The open-label mid-stage trial of SFX-01, which was launched in January 2017, was carried out in 46 patients with estrogen-positive (ER+) metastatic breast cancer.
SFX-01 is a synthetic and stabilized version of the naturally occurring plant compound sulforaphane, which is known to be an anti-cancer agent and for having neuro-protective characteristics.
The STEM trial had the objectives of assessing SFX-01’s safety and tolerability in combination with an aromatase inhibitor (AI) or tamoxifen or fulvestrant, and also for determining the clinical benefit rate (CBR) at 24 weeks.
For safety and tolerability, the primary endpoint was the number and severity of adverse events recorded after treatment with the investigational drug. Evgen Pharma said that the drug had a favorable side effect profile, especially in comparison with other cancer drugs.

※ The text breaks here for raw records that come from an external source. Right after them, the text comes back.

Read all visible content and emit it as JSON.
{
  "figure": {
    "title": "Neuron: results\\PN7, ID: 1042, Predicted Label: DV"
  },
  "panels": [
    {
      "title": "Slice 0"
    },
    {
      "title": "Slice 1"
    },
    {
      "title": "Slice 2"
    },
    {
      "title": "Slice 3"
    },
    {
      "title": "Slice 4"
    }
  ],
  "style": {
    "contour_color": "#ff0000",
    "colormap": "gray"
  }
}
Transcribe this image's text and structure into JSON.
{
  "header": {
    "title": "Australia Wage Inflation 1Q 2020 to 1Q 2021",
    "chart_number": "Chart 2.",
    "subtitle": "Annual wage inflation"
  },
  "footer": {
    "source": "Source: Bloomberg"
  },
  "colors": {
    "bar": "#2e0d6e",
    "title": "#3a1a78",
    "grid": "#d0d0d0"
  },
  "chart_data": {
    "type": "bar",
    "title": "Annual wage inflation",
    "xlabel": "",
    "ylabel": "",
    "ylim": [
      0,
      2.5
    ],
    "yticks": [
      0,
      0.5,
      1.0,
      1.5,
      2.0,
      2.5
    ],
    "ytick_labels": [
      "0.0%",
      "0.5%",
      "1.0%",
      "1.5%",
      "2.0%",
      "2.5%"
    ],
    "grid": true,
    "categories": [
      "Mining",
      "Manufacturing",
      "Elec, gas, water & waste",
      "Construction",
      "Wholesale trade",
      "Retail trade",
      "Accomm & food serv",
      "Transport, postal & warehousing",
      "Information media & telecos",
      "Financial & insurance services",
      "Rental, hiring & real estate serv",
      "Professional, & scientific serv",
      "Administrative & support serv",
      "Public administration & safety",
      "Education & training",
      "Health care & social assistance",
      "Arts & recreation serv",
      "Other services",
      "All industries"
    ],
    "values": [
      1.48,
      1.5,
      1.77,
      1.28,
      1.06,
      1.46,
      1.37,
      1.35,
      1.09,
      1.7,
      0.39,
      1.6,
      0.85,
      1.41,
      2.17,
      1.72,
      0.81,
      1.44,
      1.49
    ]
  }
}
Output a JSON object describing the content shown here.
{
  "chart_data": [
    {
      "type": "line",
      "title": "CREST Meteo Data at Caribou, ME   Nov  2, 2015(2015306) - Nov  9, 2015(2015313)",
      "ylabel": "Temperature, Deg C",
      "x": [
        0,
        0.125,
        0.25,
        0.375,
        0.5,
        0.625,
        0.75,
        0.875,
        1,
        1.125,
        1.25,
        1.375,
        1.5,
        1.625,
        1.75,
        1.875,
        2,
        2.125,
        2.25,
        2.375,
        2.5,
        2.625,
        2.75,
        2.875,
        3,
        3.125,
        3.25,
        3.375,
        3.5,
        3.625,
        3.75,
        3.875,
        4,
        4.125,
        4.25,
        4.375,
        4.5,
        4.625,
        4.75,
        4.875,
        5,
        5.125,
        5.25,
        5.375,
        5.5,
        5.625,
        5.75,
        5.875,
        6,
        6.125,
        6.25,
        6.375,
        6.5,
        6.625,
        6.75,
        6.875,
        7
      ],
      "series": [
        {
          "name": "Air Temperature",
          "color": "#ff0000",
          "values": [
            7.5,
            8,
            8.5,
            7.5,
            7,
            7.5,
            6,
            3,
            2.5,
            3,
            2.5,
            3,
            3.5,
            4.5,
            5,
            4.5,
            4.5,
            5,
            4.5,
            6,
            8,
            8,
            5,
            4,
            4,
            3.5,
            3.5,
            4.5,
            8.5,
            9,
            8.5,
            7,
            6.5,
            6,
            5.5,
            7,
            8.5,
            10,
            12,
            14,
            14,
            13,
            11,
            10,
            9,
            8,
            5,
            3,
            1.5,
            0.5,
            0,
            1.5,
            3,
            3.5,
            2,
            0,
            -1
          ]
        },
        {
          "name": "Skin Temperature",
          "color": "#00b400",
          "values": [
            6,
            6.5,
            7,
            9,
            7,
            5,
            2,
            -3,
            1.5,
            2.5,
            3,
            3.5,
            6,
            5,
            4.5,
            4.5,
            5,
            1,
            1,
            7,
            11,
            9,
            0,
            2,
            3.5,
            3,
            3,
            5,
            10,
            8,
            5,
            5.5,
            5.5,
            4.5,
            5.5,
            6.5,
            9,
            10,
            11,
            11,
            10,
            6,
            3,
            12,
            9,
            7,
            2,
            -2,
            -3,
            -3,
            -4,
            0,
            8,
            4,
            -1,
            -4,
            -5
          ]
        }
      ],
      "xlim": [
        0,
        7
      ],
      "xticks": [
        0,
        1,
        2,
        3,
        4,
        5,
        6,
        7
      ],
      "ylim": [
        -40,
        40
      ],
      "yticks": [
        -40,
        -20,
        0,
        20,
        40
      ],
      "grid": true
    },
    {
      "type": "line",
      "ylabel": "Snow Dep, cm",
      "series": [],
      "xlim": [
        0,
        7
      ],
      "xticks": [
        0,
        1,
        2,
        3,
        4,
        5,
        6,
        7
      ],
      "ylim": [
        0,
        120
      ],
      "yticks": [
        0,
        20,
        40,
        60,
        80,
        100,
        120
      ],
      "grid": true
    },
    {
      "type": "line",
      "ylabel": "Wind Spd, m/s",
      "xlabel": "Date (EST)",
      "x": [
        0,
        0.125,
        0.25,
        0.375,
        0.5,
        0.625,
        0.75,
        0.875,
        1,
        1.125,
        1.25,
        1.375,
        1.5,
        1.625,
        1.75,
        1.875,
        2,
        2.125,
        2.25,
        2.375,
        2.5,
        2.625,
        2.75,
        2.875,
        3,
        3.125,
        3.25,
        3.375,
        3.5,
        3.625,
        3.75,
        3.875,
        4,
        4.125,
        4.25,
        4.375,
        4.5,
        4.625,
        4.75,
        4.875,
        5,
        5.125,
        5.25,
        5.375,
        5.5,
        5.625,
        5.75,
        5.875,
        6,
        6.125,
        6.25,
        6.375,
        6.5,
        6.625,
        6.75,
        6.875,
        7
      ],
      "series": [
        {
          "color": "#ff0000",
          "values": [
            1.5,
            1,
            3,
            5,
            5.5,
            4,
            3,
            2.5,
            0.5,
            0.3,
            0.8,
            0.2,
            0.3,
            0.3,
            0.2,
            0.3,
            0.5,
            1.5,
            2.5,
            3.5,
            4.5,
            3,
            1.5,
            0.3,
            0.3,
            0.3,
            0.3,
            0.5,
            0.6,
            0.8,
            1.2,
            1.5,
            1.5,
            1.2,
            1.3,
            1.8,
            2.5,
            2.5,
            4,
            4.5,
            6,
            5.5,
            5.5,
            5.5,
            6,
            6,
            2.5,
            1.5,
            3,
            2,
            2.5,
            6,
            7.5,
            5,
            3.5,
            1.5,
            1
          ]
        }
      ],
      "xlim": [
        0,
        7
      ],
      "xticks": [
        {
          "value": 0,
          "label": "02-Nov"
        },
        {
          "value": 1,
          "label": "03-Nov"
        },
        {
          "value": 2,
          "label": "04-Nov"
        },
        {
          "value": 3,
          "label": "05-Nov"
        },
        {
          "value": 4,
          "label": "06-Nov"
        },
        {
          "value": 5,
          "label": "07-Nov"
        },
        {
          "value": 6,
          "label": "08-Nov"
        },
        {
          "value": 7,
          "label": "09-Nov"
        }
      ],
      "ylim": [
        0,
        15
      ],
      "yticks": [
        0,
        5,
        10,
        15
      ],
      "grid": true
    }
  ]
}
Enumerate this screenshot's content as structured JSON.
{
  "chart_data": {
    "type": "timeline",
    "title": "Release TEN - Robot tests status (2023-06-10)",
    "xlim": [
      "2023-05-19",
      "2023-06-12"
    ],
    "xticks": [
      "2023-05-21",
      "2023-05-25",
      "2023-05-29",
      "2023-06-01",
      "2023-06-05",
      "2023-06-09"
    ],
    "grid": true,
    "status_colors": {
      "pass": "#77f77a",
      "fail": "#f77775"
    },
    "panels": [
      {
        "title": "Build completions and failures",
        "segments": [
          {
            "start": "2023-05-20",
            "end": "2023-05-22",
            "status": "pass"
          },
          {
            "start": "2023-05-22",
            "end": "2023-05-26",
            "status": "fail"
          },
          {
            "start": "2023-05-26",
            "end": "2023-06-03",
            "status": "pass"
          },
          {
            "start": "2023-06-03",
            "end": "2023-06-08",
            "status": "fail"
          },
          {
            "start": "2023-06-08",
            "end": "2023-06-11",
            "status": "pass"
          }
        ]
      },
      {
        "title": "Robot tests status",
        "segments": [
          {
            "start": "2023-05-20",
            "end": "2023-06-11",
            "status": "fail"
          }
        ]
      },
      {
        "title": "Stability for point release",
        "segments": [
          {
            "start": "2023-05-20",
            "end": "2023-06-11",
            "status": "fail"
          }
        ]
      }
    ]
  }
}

For efficacy, the primary endpoint was defined as CBR at 24 weeks, which is the percentage of patients who showed an objective response with their tumor shrinking by at least 30% or having stable disease for at least 24 weeks.
The company said that 24% of patients showed a durable clinical benefit for at least six months, in spite of the late stage of disease and their established resistance to hormone therapy. This demonstrated conclusive evidence of anti-cancer activity, said Evgen Pharma.
STEM chief investigator Sacha Howell said: “We are very excited by the STEM trial results. This level of disease stabilisation, coupled with objective evidence of tumour shrinkage, bodes well for testing SFX-01 earlier in the treatment path.”
The clinical-stage company plans to advance SFX-01 into a randomized, double-blind, clinical trial for earlier stage patients as an adjunct to a second line hormone therapy to slow down onset of resistance.
Evgen Pharma CEO Stephen Franklin said: “We are absolutely delighted with the trial result and it has galvanised our enthusiasm and commitment to ensure SFX-01 continues its development in breast and other cancers.
“In the context of this particular patient group, the clinical benefit observed is very encouraging and we have a high level of confidence that it will perform even better when used to delay the resistance to a newly presented second-line hormone therapy.”